The next step after that line is cos x (+/-) i*sinx = Ke^(+/-)ix

It appears that they took the natural log of both sides to get cos x (+/-) i*sinx for the left-hand side, but how do they go from (+/-)idx + c to Ke^(+/-)ix for the right-hand side?

Thanks.

 

[galactus]

ok...I understand how they get ln(cos x (+/-) i*sin x) = (+/-)idx + c now.

The next step after that line is cos x (+/-) i*sinx = Ke^(+/-)ix

It appears that they took the natural log of both sides to get cos x (+/-) i*sinx for the left-hand side, but how do they go from (+/-)idx + c to Ke^(+/-)ix for the right-hand side?

Thanks.

They took e to both sides:

I'm going to use 'plus' only, fro simplicity and less typing.

\(\displaystyle e^{ln(cos(x)+isin(x)}=e^{ix+c}\)

\(\displaystyle cos(x)+isin(x)=e^{ix}e^{c}\)
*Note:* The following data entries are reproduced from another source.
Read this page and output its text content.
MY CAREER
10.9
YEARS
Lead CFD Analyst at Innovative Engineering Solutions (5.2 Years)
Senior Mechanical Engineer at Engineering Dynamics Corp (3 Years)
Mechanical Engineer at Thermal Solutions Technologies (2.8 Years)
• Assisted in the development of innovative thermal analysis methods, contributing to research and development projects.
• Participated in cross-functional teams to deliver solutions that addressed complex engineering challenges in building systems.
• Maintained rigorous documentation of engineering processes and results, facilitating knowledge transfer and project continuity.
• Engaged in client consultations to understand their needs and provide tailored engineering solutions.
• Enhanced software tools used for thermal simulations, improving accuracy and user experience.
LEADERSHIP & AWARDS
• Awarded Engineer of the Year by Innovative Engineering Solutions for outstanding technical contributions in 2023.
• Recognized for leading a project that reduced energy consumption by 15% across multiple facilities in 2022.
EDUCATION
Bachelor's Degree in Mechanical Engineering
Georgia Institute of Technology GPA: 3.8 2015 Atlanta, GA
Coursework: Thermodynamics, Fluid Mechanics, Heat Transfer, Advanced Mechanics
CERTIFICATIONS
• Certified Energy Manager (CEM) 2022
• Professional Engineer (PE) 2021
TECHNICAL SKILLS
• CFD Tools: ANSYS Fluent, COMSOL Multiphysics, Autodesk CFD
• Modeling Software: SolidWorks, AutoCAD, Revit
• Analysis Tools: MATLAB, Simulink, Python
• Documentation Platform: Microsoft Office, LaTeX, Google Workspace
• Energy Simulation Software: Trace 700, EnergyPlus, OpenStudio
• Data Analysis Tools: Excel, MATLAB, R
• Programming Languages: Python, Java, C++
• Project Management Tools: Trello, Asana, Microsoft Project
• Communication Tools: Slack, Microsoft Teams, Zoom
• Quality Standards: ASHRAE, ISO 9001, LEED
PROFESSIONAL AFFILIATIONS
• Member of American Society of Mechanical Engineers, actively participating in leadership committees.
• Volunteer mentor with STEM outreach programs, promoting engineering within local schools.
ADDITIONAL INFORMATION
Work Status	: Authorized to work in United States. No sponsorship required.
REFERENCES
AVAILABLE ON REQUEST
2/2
Let \(\displaystyle e^{c}=K\), a constant

\(\displaystyle cos(x)+isin(x)=Ke^{ix}\)

 

[pka]

galactus, that is an excellent explanation of that point about K.

 

[galactus]

Thank you, pka.

 

[lilshai]

They took e to both sides:

I'm going to use 'plus' only, fro simplicity and less typing.

\(\displaystyle e^{ln(cos(x)+isin(x)}=e^{ix+c}\)

\(\displaystyle cos(x)+isin(x)=e^{ix}e^{c}\)

Let \(\displaystyle e^{c}=K\), a constant

\(\displaystyle cos(x)+isin(x)=Ke^{ix}\)

oh ok, that makes sense. Thank you!

 

[lilshai]

galactus, that is an excellent explanation of that point about K.

I agree. Thanks for your help as well.